Meski Arung Palakka pernah menjadi pelayan Karaeng Pattingngalloang, Tuma’bicara Butta (Perdana Menteri) Kerajaan Gowa-Tallo, tetapi kekuasaan dan kesewenangan Gowa atas Bone merupakan siri’ baginya.
Suatu masa antara Juni dan Agustus 1660, Arung Palakka, Arung Kaju,
Arung Maruangeng, Daeng Pabila, dengan dibantu oleh Tobala’ –yang
terakhir ini merupakan regent Bone yang ditunjuk oleh Gowa–
memutuskan melarikan diri dan pulang ke kampung halaman mereka. Ini
terjadi setelah Karaeng Karunrung memerintah 10.000 orang Bugis Bone
untuk menggali kanal di dekat Benteng Panakkukang karena benteng
tersebut berhasil dikuasai oleh Kompeni.
Pelarian itu segera
menggagas persekutuan dengan mengajak Kerajaan Soppeng untuk bersekutu
dengan Bone. Di tengah ketidaksetujuan sebagian bangsawan Soppeng,
akhirnya terbentuk juga persekutuan tersebut melalui Pincara Lopie ri Attapang (Perjanjian Rakit di Attapang). Kerajaan Wajo sebagai salah satu palili’ Gowa
yang diajak oleh Arung Palakka dalam persekutuan tersebut menolak
bergabung. Meski akhirnya setelah itu persekutuan tersebut kalah dalam
beberapa perang melawan Gowa yang mengakibatkan Arung Palakka lari ke
Butung (Buton) dan Batavia (Jakarta), namun pelan tapi pasti api telah
membakar sumbu yang akan menghancurkan Gowa dan memaksanya
menandatangani Perjanjian Bungaya enam tahun kemudian.
Arung Palakka Kembali
Setelah
berpindah dari Buton ke Batavia atas bantuan Kompeni, Arung Palakka
diminta untuk memadamkan pemberontakan orang Minangkabau di pantai barat
Sumatera.
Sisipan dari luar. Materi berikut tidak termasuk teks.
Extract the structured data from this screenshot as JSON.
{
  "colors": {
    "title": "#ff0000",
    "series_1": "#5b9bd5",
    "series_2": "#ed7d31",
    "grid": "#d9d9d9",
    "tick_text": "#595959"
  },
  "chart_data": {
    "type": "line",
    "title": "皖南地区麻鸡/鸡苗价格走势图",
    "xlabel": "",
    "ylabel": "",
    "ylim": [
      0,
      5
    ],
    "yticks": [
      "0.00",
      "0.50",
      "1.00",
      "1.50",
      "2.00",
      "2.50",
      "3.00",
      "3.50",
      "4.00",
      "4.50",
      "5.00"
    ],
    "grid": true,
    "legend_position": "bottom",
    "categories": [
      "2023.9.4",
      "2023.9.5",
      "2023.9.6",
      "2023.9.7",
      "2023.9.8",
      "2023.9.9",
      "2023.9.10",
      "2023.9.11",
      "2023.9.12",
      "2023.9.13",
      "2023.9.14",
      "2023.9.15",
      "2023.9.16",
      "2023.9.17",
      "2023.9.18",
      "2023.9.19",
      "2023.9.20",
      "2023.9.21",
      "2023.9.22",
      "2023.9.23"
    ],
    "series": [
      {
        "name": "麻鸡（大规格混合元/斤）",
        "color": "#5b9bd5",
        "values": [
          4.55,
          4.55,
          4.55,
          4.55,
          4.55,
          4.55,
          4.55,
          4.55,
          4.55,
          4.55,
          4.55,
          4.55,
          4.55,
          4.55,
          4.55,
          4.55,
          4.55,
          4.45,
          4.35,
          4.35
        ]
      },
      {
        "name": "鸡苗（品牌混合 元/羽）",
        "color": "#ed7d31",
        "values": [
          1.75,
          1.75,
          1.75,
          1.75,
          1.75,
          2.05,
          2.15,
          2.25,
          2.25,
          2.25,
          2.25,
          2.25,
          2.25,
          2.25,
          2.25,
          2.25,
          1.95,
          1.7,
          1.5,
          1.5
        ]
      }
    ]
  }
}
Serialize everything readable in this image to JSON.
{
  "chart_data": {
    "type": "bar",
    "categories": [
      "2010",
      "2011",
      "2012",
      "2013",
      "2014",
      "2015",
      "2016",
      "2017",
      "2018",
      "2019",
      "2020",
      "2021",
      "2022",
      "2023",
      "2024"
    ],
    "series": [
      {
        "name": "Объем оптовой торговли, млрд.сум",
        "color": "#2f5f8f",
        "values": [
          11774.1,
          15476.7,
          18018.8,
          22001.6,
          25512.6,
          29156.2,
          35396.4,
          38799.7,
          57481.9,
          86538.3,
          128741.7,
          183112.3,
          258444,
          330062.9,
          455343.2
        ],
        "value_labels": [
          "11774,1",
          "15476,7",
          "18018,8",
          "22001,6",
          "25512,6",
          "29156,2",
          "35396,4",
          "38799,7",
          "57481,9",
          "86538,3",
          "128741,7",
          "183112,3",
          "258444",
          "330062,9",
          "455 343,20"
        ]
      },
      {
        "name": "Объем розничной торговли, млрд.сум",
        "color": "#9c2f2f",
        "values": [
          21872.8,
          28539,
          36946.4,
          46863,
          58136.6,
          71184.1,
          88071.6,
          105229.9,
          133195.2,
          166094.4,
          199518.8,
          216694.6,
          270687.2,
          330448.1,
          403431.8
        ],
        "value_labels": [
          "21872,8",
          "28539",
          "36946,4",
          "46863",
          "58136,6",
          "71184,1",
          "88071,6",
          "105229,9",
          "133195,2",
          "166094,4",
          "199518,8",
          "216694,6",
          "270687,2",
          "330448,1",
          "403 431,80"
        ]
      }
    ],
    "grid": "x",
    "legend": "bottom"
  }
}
Arung Palakka setuju dan berangkat bersama Toangke,
julukan bagi sekitar 400 orang Bugis yang berdiam bersamanya di sekitar
Sungai Angke. Pada 30 Agustus 1666, ia tiba di Padang bersama dengan
Kapten Joncker yang memimpin tentara Ambon. Ini adalah medan pembuktian
bagi Arung Palakka agar Kompeni semakin yakin bahwa dirinya bisa
diandalkan. Kemenangan diraih oleh Arung Palakka, bahkan ia digelari
sebagai ‘Raja Ulakan’ oleh orang-orang Ulakan karena keberaniannya di
sana. Keyakinan Kompeni bahwa Arung Palakka mungkin merupakan kunci
untuk mengalahkan musuhnya di timur, yaitu Gowa, semakin menguat ketika
pasukan Aceh dikalahkan oleh Arung Palakka di Pariaman.
Tidak
lama setelah itu, Dewan Hindia di Batavia mengeluarkan resolusi untuk
mengirimkan ekspedisi ke Makassar dan kawasan timur pada 2 November 1666
dengan tujuan “mengumumkan perang kepada orang Makassar”. Meski begitu,
sebenarnya Kompeni masih berharap masalah dengan Gowa masih bisa
diselesaikan dengan jalan damai. Bagaimanapun Kompeni sangat sadar bahwa
Gowa adalah kerajaan terbesar di bagian timur Nusantara. Selama
setengah abad konfrontasi yang terjadi antara Gowa dan Kompeni tidak
menghasilkan kemenangan signifikan bagi Kompeni. Memerangi Gowa sekali
lagi adalah jalan pintas menuju kehancuran bagi Kompeni dan semua
kepentingannya di timur.
Namun, mau tidak mau akhirnya Kompeni
berangkat ke Gowa dan menunjuk Cornelis Janzoon Speelman, seorang
pegawai Kompeni yang kontroversial, untuk memimpin ekspedisi tersebut.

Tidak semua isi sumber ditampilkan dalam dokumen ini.